See our latest analysis for Thomson Medical Group
While the efficient markets hypothesis continues to be taught by some, it has been proven that markets are over-reactive dynamic systems, and investors are not always rational. By comparing earnings per share (EPS) and share price changes over time, we can get a feel for how investor attitudes to a company have morphed over time.
Unhappily, Thomson Medical Group had to report a 43% decline in EPS over the last year. This fall in the EPS is significantly worse than the 21% the share price fall. It may have been that the weak EPS was not as bad as some had feared. Indeed, with a P/E ratio of 185.07 there is obviously some real optimism that earnings will bounce back.
The graphic below depicts how EPS has changed over time (unveil the exact values by clicking on the image).
Before buying or selling a stock, we always recommend a close examination of historic growth trends, available here..
A Different Perspective
We doubt Thomson Medical Group shareholders are happy with the loss of 20% over twelve months. That falls short of the market, which lost 0.2%. There's no doubt that's a disappointment, but the stock may well have fared better in a stronger market. The share price decline has continued throughout the most recent three months, down 14%, suggesting an absence of enthusiasm from investors. Given the relatively short history of this stock, we'd remain pretty wary until we see some strong business performance. You might want to assess this data-rich visualization of its earnings, revenue and cash flow.
If you like to buy stocks alongside management, then you might just love this free list of companies. (Hint: insiders have been buying them).
Please note, the market returns quoted in this article reflect the market weighted average returns of stocks that currently trade on SG exchanges.
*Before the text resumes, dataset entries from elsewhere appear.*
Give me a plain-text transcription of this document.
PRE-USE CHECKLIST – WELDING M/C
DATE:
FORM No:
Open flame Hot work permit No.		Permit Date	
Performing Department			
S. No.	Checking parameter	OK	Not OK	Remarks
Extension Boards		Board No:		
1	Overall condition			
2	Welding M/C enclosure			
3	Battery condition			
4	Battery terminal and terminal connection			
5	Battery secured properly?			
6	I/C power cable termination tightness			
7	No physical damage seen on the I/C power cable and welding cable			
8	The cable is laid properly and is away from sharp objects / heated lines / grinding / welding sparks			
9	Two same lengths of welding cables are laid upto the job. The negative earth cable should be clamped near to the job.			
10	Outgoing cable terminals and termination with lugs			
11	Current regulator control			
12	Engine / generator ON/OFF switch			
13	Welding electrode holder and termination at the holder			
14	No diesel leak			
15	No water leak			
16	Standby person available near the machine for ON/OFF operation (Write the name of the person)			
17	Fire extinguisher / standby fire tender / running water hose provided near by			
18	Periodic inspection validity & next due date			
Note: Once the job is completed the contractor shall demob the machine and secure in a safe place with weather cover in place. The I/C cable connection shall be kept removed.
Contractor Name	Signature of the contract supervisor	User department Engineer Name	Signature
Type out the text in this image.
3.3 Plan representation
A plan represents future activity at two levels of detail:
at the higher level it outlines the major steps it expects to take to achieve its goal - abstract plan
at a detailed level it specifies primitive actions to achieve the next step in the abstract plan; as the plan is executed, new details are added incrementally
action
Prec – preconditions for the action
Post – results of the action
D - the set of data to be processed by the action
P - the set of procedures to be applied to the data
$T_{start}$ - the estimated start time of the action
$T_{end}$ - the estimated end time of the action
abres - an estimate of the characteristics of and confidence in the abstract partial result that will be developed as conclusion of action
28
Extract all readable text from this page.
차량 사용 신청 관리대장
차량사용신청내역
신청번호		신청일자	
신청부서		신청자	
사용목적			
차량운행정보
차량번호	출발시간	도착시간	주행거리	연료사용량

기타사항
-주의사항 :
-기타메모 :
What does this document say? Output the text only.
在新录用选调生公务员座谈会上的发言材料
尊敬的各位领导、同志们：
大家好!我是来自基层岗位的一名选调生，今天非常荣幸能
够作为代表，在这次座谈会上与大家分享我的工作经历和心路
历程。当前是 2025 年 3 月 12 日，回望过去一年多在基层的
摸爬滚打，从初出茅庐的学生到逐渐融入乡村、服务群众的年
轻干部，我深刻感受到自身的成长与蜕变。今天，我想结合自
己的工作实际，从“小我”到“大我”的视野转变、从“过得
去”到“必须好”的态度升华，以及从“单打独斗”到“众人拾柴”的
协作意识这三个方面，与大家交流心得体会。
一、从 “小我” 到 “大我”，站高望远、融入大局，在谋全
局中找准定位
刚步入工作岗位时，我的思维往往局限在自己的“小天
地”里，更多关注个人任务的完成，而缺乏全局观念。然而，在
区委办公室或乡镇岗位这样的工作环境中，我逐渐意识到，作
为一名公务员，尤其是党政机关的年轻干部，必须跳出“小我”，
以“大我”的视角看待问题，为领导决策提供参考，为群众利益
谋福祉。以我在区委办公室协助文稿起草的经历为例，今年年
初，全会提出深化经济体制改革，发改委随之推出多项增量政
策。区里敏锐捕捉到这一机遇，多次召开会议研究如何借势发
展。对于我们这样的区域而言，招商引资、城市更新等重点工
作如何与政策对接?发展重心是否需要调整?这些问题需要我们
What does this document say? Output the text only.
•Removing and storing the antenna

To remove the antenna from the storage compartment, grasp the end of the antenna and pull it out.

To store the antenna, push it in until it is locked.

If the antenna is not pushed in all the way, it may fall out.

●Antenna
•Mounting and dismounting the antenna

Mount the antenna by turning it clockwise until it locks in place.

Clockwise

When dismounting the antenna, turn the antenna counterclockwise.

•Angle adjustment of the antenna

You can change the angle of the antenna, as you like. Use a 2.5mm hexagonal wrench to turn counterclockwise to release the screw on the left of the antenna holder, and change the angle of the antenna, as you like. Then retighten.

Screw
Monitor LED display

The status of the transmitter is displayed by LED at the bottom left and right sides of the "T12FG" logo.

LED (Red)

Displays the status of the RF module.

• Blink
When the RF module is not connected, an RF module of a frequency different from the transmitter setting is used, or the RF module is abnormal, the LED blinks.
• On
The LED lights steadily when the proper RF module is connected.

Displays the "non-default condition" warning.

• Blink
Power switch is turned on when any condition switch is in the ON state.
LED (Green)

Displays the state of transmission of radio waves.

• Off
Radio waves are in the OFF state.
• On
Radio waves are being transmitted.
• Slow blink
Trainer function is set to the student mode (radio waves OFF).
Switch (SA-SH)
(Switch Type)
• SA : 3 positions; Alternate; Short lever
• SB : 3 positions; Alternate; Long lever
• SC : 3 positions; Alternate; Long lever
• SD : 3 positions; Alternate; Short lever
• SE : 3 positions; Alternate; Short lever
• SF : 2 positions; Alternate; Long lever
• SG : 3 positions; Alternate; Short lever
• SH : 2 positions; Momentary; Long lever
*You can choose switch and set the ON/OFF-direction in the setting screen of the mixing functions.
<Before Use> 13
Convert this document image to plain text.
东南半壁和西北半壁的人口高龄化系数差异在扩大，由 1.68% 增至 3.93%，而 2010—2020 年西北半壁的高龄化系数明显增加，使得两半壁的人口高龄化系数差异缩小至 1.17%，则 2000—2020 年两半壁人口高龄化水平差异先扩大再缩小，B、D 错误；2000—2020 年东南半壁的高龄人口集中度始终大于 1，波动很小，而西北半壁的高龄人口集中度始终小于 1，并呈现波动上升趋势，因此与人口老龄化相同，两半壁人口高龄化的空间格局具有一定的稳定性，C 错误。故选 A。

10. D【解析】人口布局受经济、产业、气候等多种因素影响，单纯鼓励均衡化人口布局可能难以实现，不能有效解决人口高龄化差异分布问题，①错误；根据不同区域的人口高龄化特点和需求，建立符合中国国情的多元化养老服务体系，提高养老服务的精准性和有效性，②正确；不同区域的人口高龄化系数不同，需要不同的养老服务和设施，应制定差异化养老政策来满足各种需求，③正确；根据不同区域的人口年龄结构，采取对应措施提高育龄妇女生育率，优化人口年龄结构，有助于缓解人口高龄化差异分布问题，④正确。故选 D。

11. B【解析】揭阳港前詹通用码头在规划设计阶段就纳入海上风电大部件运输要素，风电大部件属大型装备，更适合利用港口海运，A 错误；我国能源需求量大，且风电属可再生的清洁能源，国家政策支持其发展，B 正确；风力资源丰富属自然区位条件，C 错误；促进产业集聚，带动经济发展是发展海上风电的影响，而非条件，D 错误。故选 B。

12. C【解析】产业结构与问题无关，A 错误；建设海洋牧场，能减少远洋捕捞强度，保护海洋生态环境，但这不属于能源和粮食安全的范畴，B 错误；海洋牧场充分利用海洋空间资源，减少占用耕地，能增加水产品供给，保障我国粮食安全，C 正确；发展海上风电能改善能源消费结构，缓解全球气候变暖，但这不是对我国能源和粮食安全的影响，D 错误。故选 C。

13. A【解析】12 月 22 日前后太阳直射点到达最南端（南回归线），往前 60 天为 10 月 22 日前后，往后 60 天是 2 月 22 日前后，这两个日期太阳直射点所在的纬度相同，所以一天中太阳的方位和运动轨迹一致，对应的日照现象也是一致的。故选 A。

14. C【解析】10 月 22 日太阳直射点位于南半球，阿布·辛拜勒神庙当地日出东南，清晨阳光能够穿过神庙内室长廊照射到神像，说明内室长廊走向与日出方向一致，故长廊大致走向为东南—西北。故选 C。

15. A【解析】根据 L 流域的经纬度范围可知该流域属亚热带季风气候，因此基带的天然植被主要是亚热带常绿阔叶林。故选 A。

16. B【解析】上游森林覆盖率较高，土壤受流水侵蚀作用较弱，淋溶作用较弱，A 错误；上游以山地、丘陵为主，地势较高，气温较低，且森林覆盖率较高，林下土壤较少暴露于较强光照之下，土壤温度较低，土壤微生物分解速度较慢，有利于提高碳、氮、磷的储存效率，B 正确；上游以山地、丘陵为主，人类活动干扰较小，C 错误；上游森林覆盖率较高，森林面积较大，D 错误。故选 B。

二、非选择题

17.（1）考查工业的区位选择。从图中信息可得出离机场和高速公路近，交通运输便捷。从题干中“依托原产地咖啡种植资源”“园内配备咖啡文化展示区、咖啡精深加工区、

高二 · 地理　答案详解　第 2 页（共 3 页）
We aim to bring you long-term focused research analysis driven by fundamental data. Note that our analysis may not factor in the latest price-sensitive company announcements or qualitative material.
If you spot an error that warrants correction, please contact the editor at editorial-team@simplywallst.com. This article by Simply Wall St is general in nature. It does not constitute a recommendation to buy or sell any stock, and does not take account of your objectives, or your financial situation. Simply Wall St has no position in the stocks mentioned. Thank you for reading.